De Souza: Missionary Failure?

http://m.ncregister.com/daily-news/married-priests-and-missionary-failure

Focusing on the failure of missionary efforts in the Amazon, Fr. de Sousa wrote:
"What’s new in the viri probati proposal is that married men, always Catholics of the Latin rite, could be ordained not only deacons, but priests. It would be a substantial change and a novelty, but not a complete novelty.
It is a novelty as a response to the lack of clergy in a large mission territory. Those familiar with the history of the Church in the United States and Canada would recognize the situation of the Amazon as similar to the early years of the Church in North America, where the few missionary clergy from France and Spain had immense territories to cover. Those historical accounts can be read in the Jesuit Relations or in the letters of the Spanish missions or the first bishops of Quebec. Willa Cather’s acclaimed novel Death Comes for the Archbishop gives that same history dramatic treatment in the setting of New Mexico.

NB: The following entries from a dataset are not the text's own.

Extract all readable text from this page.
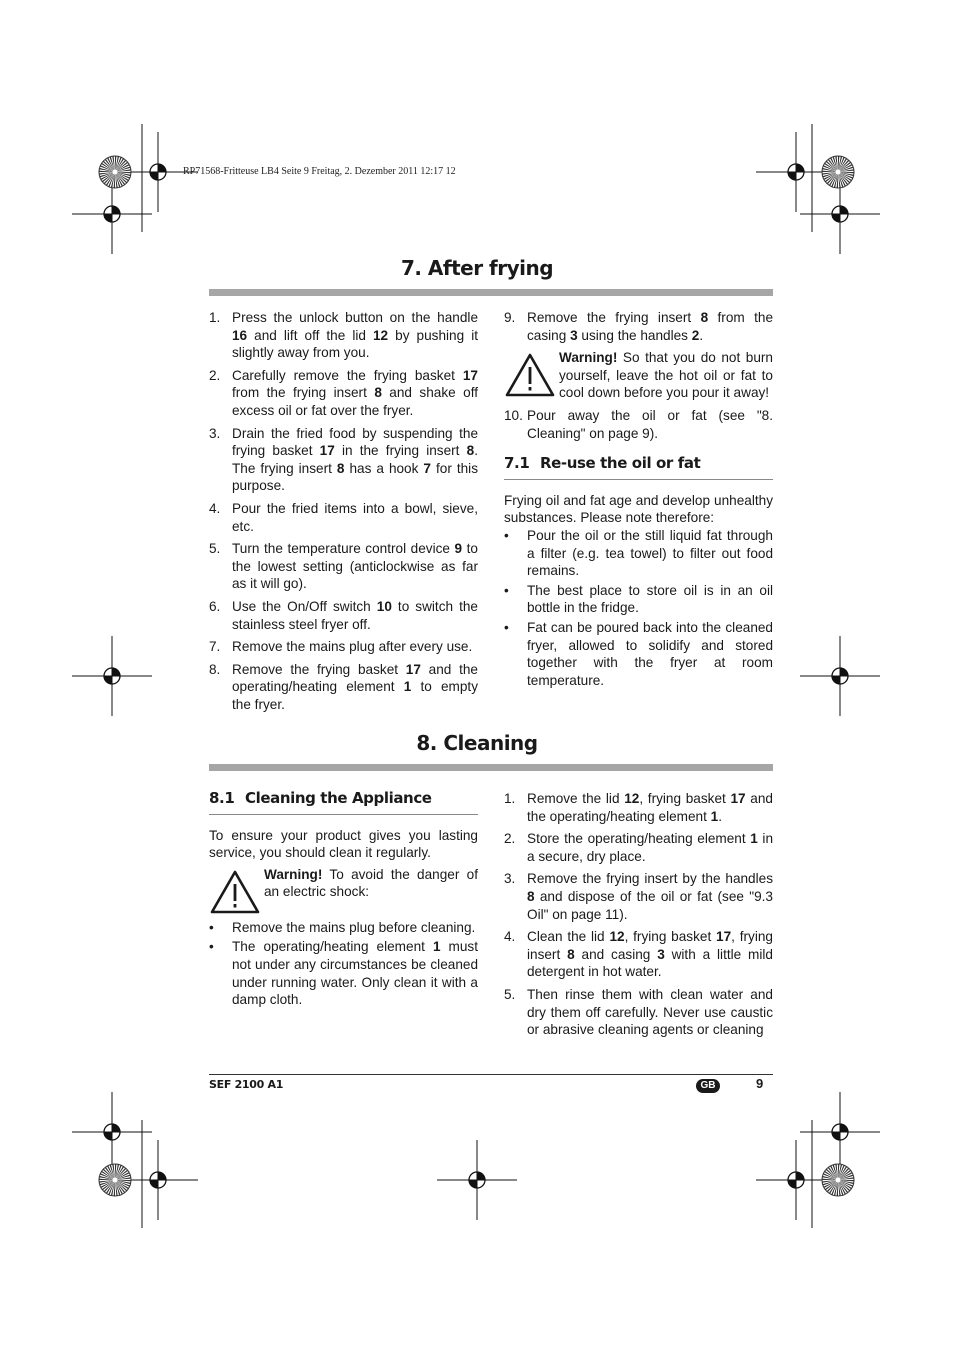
RP71568-Fritteuse LB4 Seite 9 Freitag, 2. Dezember 2011 12:17 12
7. After frying
1. Press the unlock button on the handle 16 and lift off the lid 12 by pushing it slightly away from you.
2. Carefully remove the frying basket 17 from the frying insert 8 and shake off excess oil or fat over the fryer.
3. Drain the fried food by suspending the frying basket 17 in the frying insert 8. The frying insert 8 has a hook 7 for this purpose.
4. Pour the fried items into a bowl, sieve, etc.
5. Turn the temperature control device 9 to the lowest setting (anticlockwise as far as it will go).
6. Use the On/Off switch 10 to switch the stainless steel fryer off.
7. Remove the mains plug after every use.
8. Remove the frying basket 17 and the operating/heating element 1 to empty the fryer.
9. Remove the frying insert 8 from the casing 3 using the handles 2.
Warning! So that you do not burn yourself, leave the hot oil or fat to cool down before you pour it away!
10. Pour away the oil or fat (see "8. Cleaning" on page 9).
7.1 Re-use the oil or fat

Frying oil and fat age and develop unhealthy substances. Please note therefore:

• Pour the oil or the still liquid fat through a filter (e.g. tea towel) to filter out food remains.
• The best place to store oil is in an oil bottle in the fridge.
• Fat can be poured back into the cleaned fryer, allowed to solidify and stored together with the fryer at room temperature.
8. Cleaning
8.1 Cleaning the Appliance

To ensure your product gives you lasting service, you should clean it regularly.

Warning! To avoid the danger of an electric shock:
• Remove the mains plug before cleaning.
• The operating/heating element 1 must not under any circumstances be cleaned under running water. Only clean it with a damp cloth.
1. Remove the lid 12, frying basket 17 and the operating/heating element 1.
2. Store the operating/heating element 1 in a secure, dry place.
3. Remove the frying insert by the handles 8 and dispose of the oil or fat (see "9.3 Oil" on page 11).
4. Clean the lid 12, frying basket 17, frying insert 8 and casing 3 with a little mild detergent in hot water.
5. Then rinse them with clean water and dry them off carefully. Never use caustic or abrasive cleaning agents or cleaning
SEF 2100 A1	GB	9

The problem of pastoral care of the Amazon is, therefore, not a new problem. The viri probati solution is new. It argues that the local population is, for whatever reason, unable to provide priestly vocations and that missionary vocations are not to be had. By default, therefore, a relaxation of priestly celibacy is in order.
The viri probati proposal, therefore, is not advanced as a good in itself, but, rather, as a concession to a sustained missionary failure. This constitutes two failures, actually: a failure of evangelization, in that the local Catholic population seems incapable of producing priestly vocations, and a failure of the surrounding countries to provide missionary priests to serve the people.
The latter problem is acute. Latin America, even 500 years after the arrival of the early missionaries, still does not produce priestly vocations in the numbers that have been seen in Europe and North America. Hence, it has few missionary priests to send even in its own lands, to say nothing of going abroad. The Church in Brazil, for example, most proximate to the Amazon, has nothing compared to the clerical strength of numbers that permitted Irish, French and Spanish missionary priests to come to the New World, or even current priests from India and Nigeria who serve abroad.
Modifications of priestly celibacy in the Latin rite have come largely in response to the desire for Christian unity and out of respect for the Eastern tradition of married deacons and priests. A modification in response to pastoral failure within the Latin rite would be a new step."